В Ле Каброль у колодца, там, где Буну обнаружил Брижит, собралась толпа подростков. Они принесли с собой цветы. Некоторые молились. Это вызвало озабоченность у местного священника, обвинившего молодежь в идолопоклонничестве. Кюре отмечал, что к колодцу устроено настоящее паломничество, причем многие «пилигримы» приезжали сюда за десятки километров, например даже из Лиона. «Эти юные создания молятся обыкновенной женщине, а не Божьей Матери. Того гляди, у колодца начнут совершаться чудеса».
Пилу и Тоти прибыли в субботу, и их уже встречала целая армия журналистов.
На протяжении последующих нескольких дней они навещали Брижит в клинике, после чего Тоти встретилась с прессой. Встреча состоялась в баре отеля «Негреско». Увидев перед собой три ряда репортеров, Тоти обратилась к ним со слезной просьбой позабыть о существовании Брижит Бардо. «Если вы по-прежнему, станете ее преследовать, она совершит то же самое. Прошу вас, оставьте ее в покое. Я не хочу терять дочь».
Кое-кого ей удалось убедить, однако, увы, не всех. Как только Брижит начала поправляться, на нее обрушился поток корреспонденции. Правда вдобавок к многочисленным пожеланиям скорейшего выздоровления одна женщина писала: «В следующий раз, когда тебе захочется умереть, спрыгни с Эйфелевой башни. Таким образом тебе наверняка удастся исполнить задуманное, а на земле станет одной сукой меньше». Поскольку свежих новостей не было, начали раздаваться предположения: а не была ли эта попытка самоубийства лишь игрой на публику, призванной подогреть интерес к ленте «Истина» и тем самым увеличить кассовые сборы. Ведь, в конце концов, вместо того, чтобы читать об этом в газетах, поклонники могли посмотреть, как Бардо режет себе вены, и в кинозале.

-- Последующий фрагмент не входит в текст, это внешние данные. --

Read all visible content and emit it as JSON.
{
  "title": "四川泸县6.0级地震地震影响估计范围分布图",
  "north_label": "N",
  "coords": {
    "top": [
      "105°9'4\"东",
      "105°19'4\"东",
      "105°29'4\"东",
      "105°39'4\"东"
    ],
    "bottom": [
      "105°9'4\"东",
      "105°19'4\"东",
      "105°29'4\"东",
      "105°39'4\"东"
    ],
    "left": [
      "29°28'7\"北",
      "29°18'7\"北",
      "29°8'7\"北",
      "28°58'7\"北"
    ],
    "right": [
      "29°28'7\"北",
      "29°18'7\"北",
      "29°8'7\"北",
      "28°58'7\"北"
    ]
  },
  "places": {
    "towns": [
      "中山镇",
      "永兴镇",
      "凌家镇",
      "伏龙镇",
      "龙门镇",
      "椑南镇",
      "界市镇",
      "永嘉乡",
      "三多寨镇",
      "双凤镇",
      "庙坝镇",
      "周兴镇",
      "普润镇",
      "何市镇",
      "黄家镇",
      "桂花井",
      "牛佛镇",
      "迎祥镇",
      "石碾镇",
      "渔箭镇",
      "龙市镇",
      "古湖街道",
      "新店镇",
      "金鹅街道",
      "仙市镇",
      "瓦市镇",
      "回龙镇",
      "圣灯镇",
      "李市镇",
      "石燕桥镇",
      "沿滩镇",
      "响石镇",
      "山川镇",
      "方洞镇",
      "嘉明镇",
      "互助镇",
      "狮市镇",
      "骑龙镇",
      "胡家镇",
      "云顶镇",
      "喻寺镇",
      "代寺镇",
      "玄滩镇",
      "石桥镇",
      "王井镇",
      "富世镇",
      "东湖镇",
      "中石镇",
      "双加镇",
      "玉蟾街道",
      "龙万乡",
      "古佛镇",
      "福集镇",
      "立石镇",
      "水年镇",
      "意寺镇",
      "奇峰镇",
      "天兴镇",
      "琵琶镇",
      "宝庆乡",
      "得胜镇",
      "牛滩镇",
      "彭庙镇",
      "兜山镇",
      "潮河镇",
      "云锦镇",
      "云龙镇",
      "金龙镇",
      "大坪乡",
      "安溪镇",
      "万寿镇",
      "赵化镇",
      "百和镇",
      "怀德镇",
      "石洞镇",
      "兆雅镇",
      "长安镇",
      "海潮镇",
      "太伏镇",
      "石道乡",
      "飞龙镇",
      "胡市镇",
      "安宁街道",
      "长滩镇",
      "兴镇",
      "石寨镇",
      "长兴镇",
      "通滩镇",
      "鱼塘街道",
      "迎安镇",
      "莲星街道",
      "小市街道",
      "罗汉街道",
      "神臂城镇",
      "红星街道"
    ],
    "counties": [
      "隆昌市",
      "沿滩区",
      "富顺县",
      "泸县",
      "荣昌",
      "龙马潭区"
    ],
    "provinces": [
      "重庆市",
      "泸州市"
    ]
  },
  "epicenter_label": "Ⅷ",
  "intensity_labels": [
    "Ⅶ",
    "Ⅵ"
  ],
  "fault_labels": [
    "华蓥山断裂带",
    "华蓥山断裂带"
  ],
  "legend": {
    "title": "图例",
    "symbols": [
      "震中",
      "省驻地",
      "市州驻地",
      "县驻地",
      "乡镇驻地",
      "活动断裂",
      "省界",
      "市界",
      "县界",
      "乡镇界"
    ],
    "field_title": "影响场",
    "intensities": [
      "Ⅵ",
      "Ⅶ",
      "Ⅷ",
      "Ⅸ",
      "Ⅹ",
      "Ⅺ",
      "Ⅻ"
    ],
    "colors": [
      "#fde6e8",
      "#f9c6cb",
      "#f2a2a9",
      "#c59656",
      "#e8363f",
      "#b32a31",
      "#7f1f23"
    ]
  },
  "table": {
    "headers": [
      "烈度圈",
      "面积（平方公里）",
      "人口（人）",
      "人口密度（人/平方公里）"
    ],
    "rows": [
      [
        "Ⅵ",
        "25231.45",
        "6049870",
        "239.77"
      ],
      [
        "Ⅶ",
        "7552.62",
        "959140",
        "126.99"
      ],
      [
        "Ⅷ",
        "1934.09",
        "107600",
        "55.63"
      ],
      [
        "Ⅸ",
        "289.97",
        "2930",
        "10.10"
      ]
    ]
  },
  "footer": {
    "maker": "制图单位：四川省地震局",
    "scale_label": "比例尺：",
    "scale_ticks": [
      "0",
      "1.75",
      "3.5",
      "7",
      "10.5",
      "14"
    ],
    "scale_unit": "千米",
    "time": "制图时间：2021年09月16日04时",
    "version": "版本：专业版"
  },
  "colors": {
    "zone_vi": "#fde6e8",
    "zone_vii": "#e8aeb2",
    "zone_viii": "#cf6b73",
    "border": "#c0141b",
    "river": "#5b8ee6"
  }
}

«Странно, однако, — замечала одна лондонская газета, — что в своей последней картине, вокруг которой сейчас поднялся такой ажиотаж, Бардо совершает попытку самоубийства. Метод тот же самый — вскрыть вены и наглотаться снотворного».
Одна французская газеты намекала: поскольку «Истина» вышла за рамки бюджета, спонсоры картины подстроили попытку самоубийства, опасаясь, что одного имени Бардо будет недостаточно, чтобы зритель вернул им непомерные расходы.
Клузо, который как-то раз сам обвинил Брижит в том, что она ведет себя как ребенок, теперь пытался уверить всех, что «ее талант как кинозвезды только начинает раскрываться».
Однако пресса по-прежнему была настроена довольно скептически. Пока фотографы карабкались на деревья перед окнами ее палаты в надежде украдкой сделать снимок, французские бульварные газетенки, вроде «Франс Диманш» — к которым вскоре присоединились и более уважаемые издания, такие как, например, «Пари-Матч», — принялись дружно утверждать, что все это, мол, давно знакомая игра на публику — такое мы видели и раньше.
Один из редких сочувственных голосов подала лондонская «Дейли экспресс». Газета назвала Брижит «печальным Питером Пэном, попавшим в ловушку мира взрослых, в котором он еще не научился жить».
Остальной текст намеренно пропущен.